Alphabetical List of Idioms T, page 5

Idioms T, page 5:  from:   'run a taut ship'   to:   'text-walking'


  • run a taut ship
    • When a group or organisation is run in a well-ordered and disciplined manner, the person in charge runs a taut (or tight) ship.
      "The director of the scout camp runs a taut ship."

  • not for all the tea in China
    • To say that you would not do something for all the tea in China means that you would not do it under any conditions.
      "I wouldn't live there for all the tea in China."

  • teach someone a lesson
    • If you teach somebody a lesson, you do something to punish them for behaving badly and make them understand that they should not do it again.
      "The next time she arrives late, she'll find the door closed. That'll teach her a lesson! "

  • (you can't) teach an old dog new tricks
    • This expression means that someone who is used to doing things in a certain way will find it difficult to change their habits.
      "Your grandfather will never use a smart phone. You can't teach an old dog new tricks!"

  • tear one's hair out
    • If someone is tearing their hair out, they are extremely agitated or distressed about something.
      "I've been tearing my hair out all morning trying to find the error!"

  • tear a strip off
    • If you tear a strip off someone, you reprimand them severely for doing something wrong.
      "The teacher tore a strip off Charlie for not doing his homework."

  • tech savvy
    • People who are tech savvy have sufficient technical knowledge and skills to be comfortable using computers and other electronic devices.
      "Many students are more tech-savvy than their teachers."

  • by the skin of one's teeth
    • If you manage to do something by the skin of your teeth, you succeed in doing it but you almost fail.
      "The traffic was so heavy I thought I'd miss the train, but I caught it by the skin of my teeth."

  • sink one's teeth into (something)
    • If you sink your teeth into something, you do it with a lot of energy and enthusiasm.
      "When Julie got promoted, she immediately sank her teeth into her new job."

  • teeth chattering
    • If your teeth are chattering, you are extremely cold.
      "Was I cold? My teeth were chattering!"

  • teething problems
    • The difficulties encountered during the initial stage of an activity or project are called teething problems.
      "We had some teething problems when we first opened the bookshop, but now everything is okay."

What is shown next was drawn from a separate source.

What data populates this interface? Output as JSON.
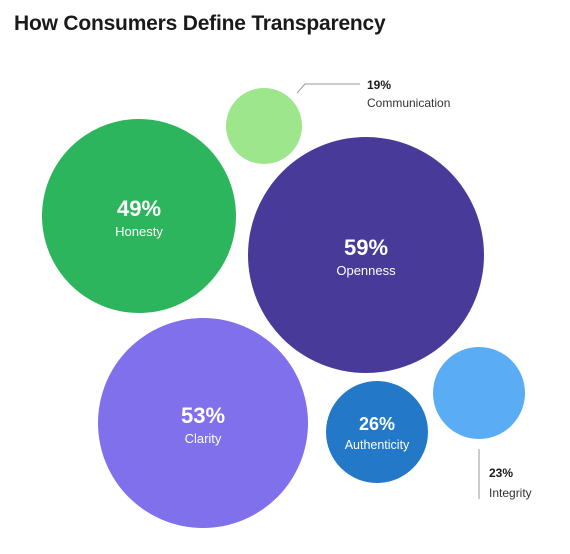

  • tell someone a thing or two
    • If you tell someone a thing or two, you express you thoughts (usually criticism) very clearly.
      "'Let me tell you a thing or two about your son's behaviour' said John to the boy's father."

  • on tenterhooks
    • A person who is on tenterhooks is in a state of anxious suspense or excitement.
      "The candidate were kept on tenterhooks for hours while the panel deliberated."

  • test the waters
    • If you test the water(s), you try to find out how acceptable or successful something is before becoming involved in it.
      "You should go to a gym class to test the water before enrolling."

  • text-walking
    • This term refers to a recently-developed and somewhat dangerous habit of walking while texting a message on a mobile phone, completely unaware of what is happening around you.
      "In recent months there has been an increase in the number of serious accidents involving text-walkers."